When ancient Rome first started making wine, their preferred vessels were clay pots. Breakage during shipping became a problem, and they experimented using big wooden barrels and vats. Not only was this a sturdier method, but they discovered that the porous wood imparted some favorable qualities to the wine, and it also allowed it to age gracefully.

It became particularly popular to use oak influence on the noble grape, chardonnay, and by the 1990s winemakers were making the heavy, oaky, buttered-toast, style that in many cases was used to mask inferior fruit. Some wineries, in an effort to save money, would just dump oak chips into cheap chardonnay, stir it up and soak it, then filter them out.

Although it is the most widely planted white grape in the U.S., Europe, Australia and South America, consumers revolted and adopted the battle cry of ABC — “Anything But Chardonnay.” Winemakers listened and the movement began to improve the quality of chardonnay fruit and back off on the oak influence. The always-irreverent Australian winemakers coined the phrase “Drinking Naked” for chardonnay minus oak.

This past decade efforts have been made to produce chardonnay that is balanced between fruit and acidity. Planting in cooler areas and giving the grapes less hang time produce crisper, more refreshing versions of this versatile grape.

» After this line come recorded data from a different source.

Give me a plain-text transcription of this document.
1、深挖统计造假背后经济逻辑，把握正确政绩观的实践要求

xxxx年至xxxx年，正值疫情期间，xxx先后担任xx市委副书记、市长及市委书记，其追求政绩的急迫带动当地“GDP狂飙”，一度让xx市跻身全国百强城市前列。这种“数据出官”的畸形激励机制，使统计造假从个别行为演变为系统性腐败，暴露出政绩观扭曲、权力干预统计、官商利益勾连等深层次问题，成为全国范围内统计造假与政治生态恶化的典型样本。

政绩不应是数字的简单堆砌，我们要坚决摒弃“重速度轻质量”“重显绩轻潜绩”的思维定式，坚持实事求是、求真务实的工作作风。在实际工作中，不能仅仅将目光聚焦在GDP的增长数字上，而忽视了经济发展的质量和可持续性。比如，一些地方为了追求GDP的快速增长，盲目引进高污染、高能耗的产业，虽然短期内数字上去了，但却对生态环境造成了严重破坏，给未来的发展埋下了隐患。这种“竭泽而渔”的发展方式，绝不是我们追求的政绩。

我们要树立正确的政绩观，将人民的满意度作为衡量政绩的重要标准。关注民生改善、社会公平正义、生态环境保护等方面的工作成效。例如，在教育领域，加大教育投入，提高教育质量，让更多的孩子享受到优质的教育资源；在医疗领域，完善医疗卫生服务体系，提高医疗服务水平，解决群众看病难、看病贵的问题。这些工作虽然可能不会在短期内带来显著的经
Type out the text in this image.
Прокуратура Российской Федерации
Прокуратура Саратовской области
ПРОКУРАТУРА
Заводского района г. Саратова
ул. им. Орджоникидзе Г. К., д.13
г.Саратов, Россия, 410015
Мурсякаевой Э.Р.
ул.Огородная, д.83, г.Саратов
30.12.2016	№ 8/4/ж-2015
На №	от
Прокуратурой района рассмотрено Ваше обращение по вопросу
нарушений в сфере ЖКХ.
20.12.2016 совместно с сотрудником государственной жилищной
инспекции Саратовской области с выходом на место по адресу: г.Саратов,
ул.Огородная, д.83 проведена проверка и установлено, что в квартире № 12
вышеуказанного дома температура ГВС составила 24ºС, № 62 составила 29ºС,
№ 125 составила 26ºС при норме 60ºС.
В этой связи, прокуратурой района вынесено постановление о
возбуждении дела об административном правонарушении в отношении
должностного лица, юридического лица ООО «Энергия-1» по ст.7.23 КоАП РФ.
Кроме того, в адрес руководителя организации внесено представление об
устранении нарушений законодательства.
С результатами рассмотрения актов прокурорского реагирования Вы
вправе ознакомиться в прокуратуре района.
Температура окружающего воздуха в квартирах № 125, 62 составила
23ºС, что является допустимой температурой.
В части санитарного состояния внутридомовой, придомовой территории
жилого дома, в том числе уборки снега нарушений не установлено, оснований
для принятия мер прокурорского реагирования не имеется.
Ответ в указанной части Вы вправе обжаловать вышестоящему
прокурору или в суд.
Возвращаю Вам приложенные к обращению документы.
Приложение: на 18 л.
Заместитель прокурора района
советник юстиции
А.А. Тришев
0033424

All wines go through a primary fermentation that converts the sugars into alcohol, but winemakers have the option of inducing or spontaneously allowing the wine to go through a secondary, malolactic fermentation. Tart tasting, green apple-like, malic acid is naturally present in wine, and this process turns it into lactic acid, the same acid in butter. Thus the wine takes on a richer, creamy, buttery character.

Kim Crawford Unoaked Chardonnay from New Zealand is a tasty example of this process. Their fruit comes from vineyards in Marlborough and Hawke’s Bay, where the canopies of the vines are managed to allow the fruit to ripen slowly. Completely devoid of oak, this chardonnay has gone through malolactic fermentation, and the winery describes their wine as “ripe tropical fruit — pineapple and ripe melon — with hints of butterscotch. Shows great length uncluttered by oak. Secondary malolactic fermentation gives nuttiness and generous mouthfeel.” You can usually find this gem in the market for around $16.

Louis Jadot, one of Burgundy’s largest producers, makes a delicious chardonnay from the Maconnais region cleverly branded “Steel Chardonnay” that sells for about $17. Like Crawford’s chardonnay, this wine is completely unoaked, aged in steel vats. But, unlike Crawford’s, it does not go through any part of malolactic fermentation. Described by the winery as having “high toned aromas of citrus, mandarin orange, white flower, pear and apple, with flinty minerality. Retains a fresh, crisp character.” A perfect match for summertime fish and shellfish dishes.

The Donati Estate, the only winery located in the Paicines wine-growing region of California, produces a tasty unoaked chardonnay for about $13. Branded “Sisters Forever” by winemaker Briana Heywood, this sustainably farmed wine is a tribute to women.

Winery tasting notes claim that the wine has “tropical aromas of melon, pineapple, banana and apricot. Lush mouthfeel with crisp and marvelous acidity on the finish.”

These wines are prefect warm weather selections, so go ahead — drink naked!